À l’auteur d’un sonnet,

commençant par « Vous dites mon vers triste, et pourtant, point de larmes »

Ton vers est « triste » assez, il n’y a pas de doute :
Plus triste, diablement, que plein d’esprit ! Pourquoi
Devrions-nous pleurer, voilà qui me déroute,
Sauf s’il nous faut pleurer de pitié envers toi.

Il en est un pourtant qui serait plus à plaindre ;
Qui davantage, hélas, de pitié me remplit ;
Pour sa part, j’en suis sûr, la douleur va l’étreindre,
Et cet infortuné, c’est celui qui le lit.

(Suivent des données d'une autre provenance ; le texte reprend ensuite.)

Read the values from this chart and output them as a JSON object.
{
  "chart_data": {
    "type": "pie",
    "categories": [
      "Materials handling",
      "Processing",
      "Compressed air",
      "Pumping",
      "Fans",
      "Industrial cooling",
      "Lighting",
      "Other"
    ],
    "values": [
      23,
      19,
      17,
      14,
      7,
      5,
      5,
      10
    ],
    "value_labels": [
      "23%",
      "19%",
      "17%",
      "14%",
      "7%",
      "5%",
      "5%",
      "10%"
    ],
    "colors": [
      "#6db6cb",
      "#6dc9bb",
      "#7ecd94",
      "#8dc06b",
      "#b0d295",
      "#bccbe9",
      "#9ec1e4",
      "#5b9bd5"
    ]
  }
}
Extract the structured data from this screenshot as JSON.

Tes vers, sans le secours d’une force magique,
Une fois — mais pas plus — se tolèrent à lire :
En aucun cas pourtant leur effet n’est tragique,
Bien que trop ennuyeux pour provoquer le rire.

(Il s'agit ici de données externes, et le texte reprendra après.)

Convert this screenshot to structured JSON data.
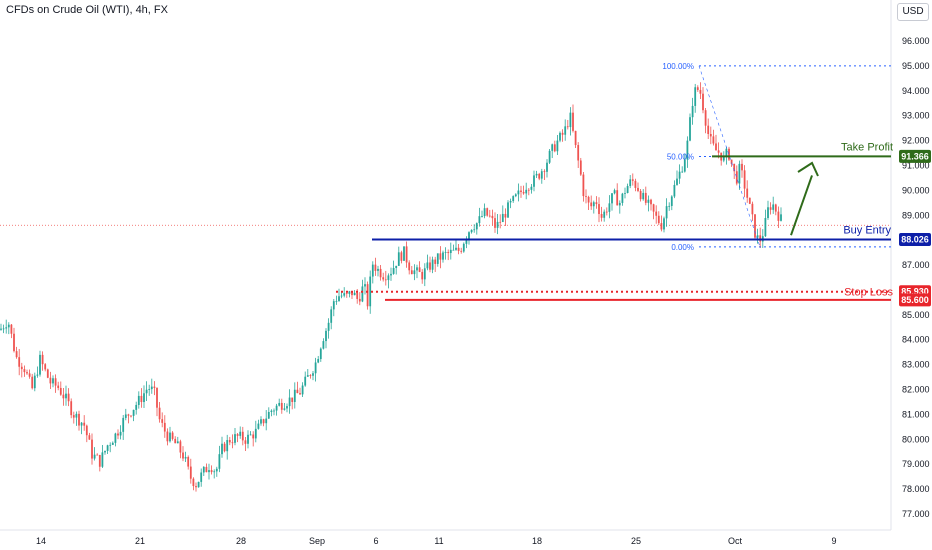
{
  "header": {
    "title": "CFDs on Crude Oil (WTI), 4h, FX",
    "currency_button": "USD"
  },
  "colors": {
    "up": "#26a69a",
    "down": "#ef5350",
    "entry": "#0d1fa8",
    "stop": "#e8252b",
    "target": "#2f6b1a",
    "fib": "#2962ff"
  },
  "chart_data": {
    "type": "candlestick",
    "ylim": [
      76.6,
      96.8
    ],
    "yticks": [
      "96.000",
      "95.000",
      "94.000",
      "93.000",
      "92.000",
      "91.000",
      "90.000",
      "89.000",
      "88.000",
      "87.000",
      "86.000",
      "85.000",
      "84.000",
      "83.000",
      "82.000",
      "81.000",
      "80.000",
      "79.000",
      "78.000",
      "77.000"
    ],
    "xticks": [
      "14",
      "21",
      "28",
      "Sep",
      "6",
      "11",
      "18",
      "25",
      "Oct",
      "9"
    ],
    "levels": {
      "take_profit": {
        "label": "Take Profit",
        "value": 91.366,
        "badge": "91.366"
      },
      "buy_entry": {
        "label": "Buy Entry",
        "value": 88.026,
        "badge": "88.026"
      },
      "stop_loss": {
        "label": "Stop Loss",
        "value": 85.93,
        "badge": "85.930"
      },
      "stop_line2": {
        "value": 85.6,
        "badge": "85.600"
      }
    },
    "fibonacci": [
      {
        "label": "100.00%",
        "value": 95.0
      },
      {
        "label": "50.00%",
        "value": 91.36
      },
      {
        "label": "0.00%",
        "value": 87.73
      }
    ],
    "current_price": 88.6,
    "anchors": [
      [
        0,
        84.4
      ],
      [
        8,
        84.8
      ],
      [
        16,
        83.3
      ],
      [
        24,
        82.9
      ],
      [
        32,
        82.0
      ],
      [
        40,
        83.2
      ],
      [
        50,
        82.3
      ],
      [
        58,
        82.1
      ],
      [
        66,
        81.6
      ],
      [
        74,
        81.0
      ],
      [
        84,
        80.6
      ],
      [
        92,
        79.4
      ],
      [
        100,
        79.1
      ],
      [
        108,
        79.8
      ],
      [
        116,
        80.2
      ],
      [
        124,
        80.8
      ],
      [
        132,
        81.2
      ],
      [
        140,
        81.6
      ],
      [
        148,
        82.1
      ],
      [
        154,
        81.9
      ],
      [
        160,
        80.7
      ],
      [
        168,
        80.1
      ],
      [
        176,
        79.8
      ],
      [
        184,
        79.3
      ],
      [
        190,
        78.5
      ],
      [
        196,
        78.2
      ],
      [
        202,
        78.6
      ],
      [
        210,
        79.0
      ],
      [
        216,
        78.7
      ],
      [
        222,
        79.6
      ],
      [
        230,
        80.0
      ],
      [
        238,
        80.1
      ],
      [
        246,
        80.0
      ],
      [
        256,
        80.3
      ],
      [
        264,
        80.8
      ],
      [
        272,
        81.2
      ],
      [
        280,
        81.4
      ],
      [
        290,
        81.6
      ],
      [
        300,
        81.9
      ],
      [
        308,
        82.5
      ],
      [
        316,
        83.1
      ],
      [
        322,
        84.0
      ],
      [
        328,
        84.6
      ],
      [
        334,
        85.6
      ],
      [
        340,
        85.8
      ],
      [
        346,
        85.7
      ],
      [
        352,
        85.9
      ],
      [
        358,
        85.6
      ],
      [
        364,
        86.2
      ],
      [
        368,
        85.4
      ],
      [
        372,
        87.1
      ],
      [
        378,
        86.8
      ],
      [
        384,
        86.6
      ],
      [
        392,
        86.8
      ],
      [
        398,
        87.3
      ],
      [
        404,
        87.5
      ],
      [
        410,
        86.9
      ],
      [
        416,
        86.7
      ],
      [
        422,
        86.6
      ],
      [
        428,
        86.9
      ],
      [
        436,
        87.2
      ],
      [
        444,
        87.4
      ],
      [
        452,
        87.5
      ],
      [
        460,
        87.6
      ],
      [
        466,
        88.2
      ],
      [
        472,
        88.6
      ],
      [
        478,
        88.7
      ],
      [
        484,
        89.1
      ],
      [
        490,
        88.9
      ],
      [
        496,
        88.5
      ],
      [
        502,
        88.9
      ],
      [
        510,
        89.4
      ],
      [
        518,
        89.8
      ],
      [
        526,
        90.2
      ],
      [
        534,
        90.4
      ],
      [
        540,
        90.7
      ],
      [
        546,
        91.1
      ],
      [
        552,
        91.6
      ],
      [
        558,
        92.0
      ],
      [
        564,
        92.3
      ],
      [
        570,
        93.0
      ],
      [
        576,
        91.6
      ],
      [
        580,
        90.8
      ],
      [
        584,
        89.8
      ],
      [
        590,
        89.3
      ],
      [
        596,
        89.6
      ],
      [
        602,
        88.9
      ],
      [
        608,
        89.4
      ],
      [
        614,
        89.8
      ],
      [
        620,
        89.5
      ],
      [
        626,
        90.1
      ],
      [
        632,
        90.4
      ],
      [
        638,
        90.1
      ],
      [
        644,
        89.6
      ],
      [
        650,
        89.3
      ],
      [
        656,
        88.9
      ],
      [
        662,
        88.6
      ],
      [
        666,
        89.3
      ],
      [
        672,
        89.9
      ],
      [
        678,
        90.5
      ],
      [
        684,
        91.2
      ],
      [
        688,
        92.0
      ],
      [
        692,
        93.5
      ],
      [
        696,
        94.1
      ],
      [
        700,
        94.0
      ],
      [
        704,
        93.2
      ],
      [
        708,
        92.3
      ],
      [
        712,
        91.8
      ],
      [
        716,
        91.6
      ],
      [
        720,
        91.5
      ],
      [
        724,
        91.2
      ],
      [
        728,
        91.6
      ],
      [
        732,
        91.0
      ],
      [
        736,
        90.4
      ],
      [
        740,
        90.9
      ],
      [
        744,
        90.3
      ],
      [
        748,
        89.6
      ],
      [
        752,
        88.9
      ],
      [
        756,
        88.1
      ],
      [
        760,
        88.0
      ],
      [
        764,
        88.4
      ],
      [
        768,
        89.2
      ],
      [
        772,
        89.5
      ],
      [
        776,
        89.2
      ],
      [
        780,
        88.9
      ],
      [
        783,
        88.7
      ]
    ]
  }
}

Mais désirerais-tu faire saigner nos cœurs,
Et ceci jusqu’à temps que l’un de nous t’implore —
Si tu voulais vraiment nous arracher des pleurs,
Dis-toi qu’il suffirait de nous les lire encore.
Traduction :J. F. Berroyer

To the Author of a Sonnet,

Beginning “Sad is my verse, you say, and yet no tear”

Thy verse is ‘sad’ enough, no doubt:
A devilish deal more sad than witty!
Why we should weep I can’t find out,
Unless for thee we weep in pity.

Yet there is one I pity more;
And much, alas! I think he needs it;
For he, I’m sure, will suffer sore,
Who, to his own misfortune, reads it.

Thy rhymes, without the aid of magic,
May once be read — but never after:
Yet their effect’s by no means tragic,
Although by far too dull for laughter.

But would you make our bosoms bleed,
And of no common pang complain —
If you would make us weep indeed,
Tell us, you’ll read them o’er again.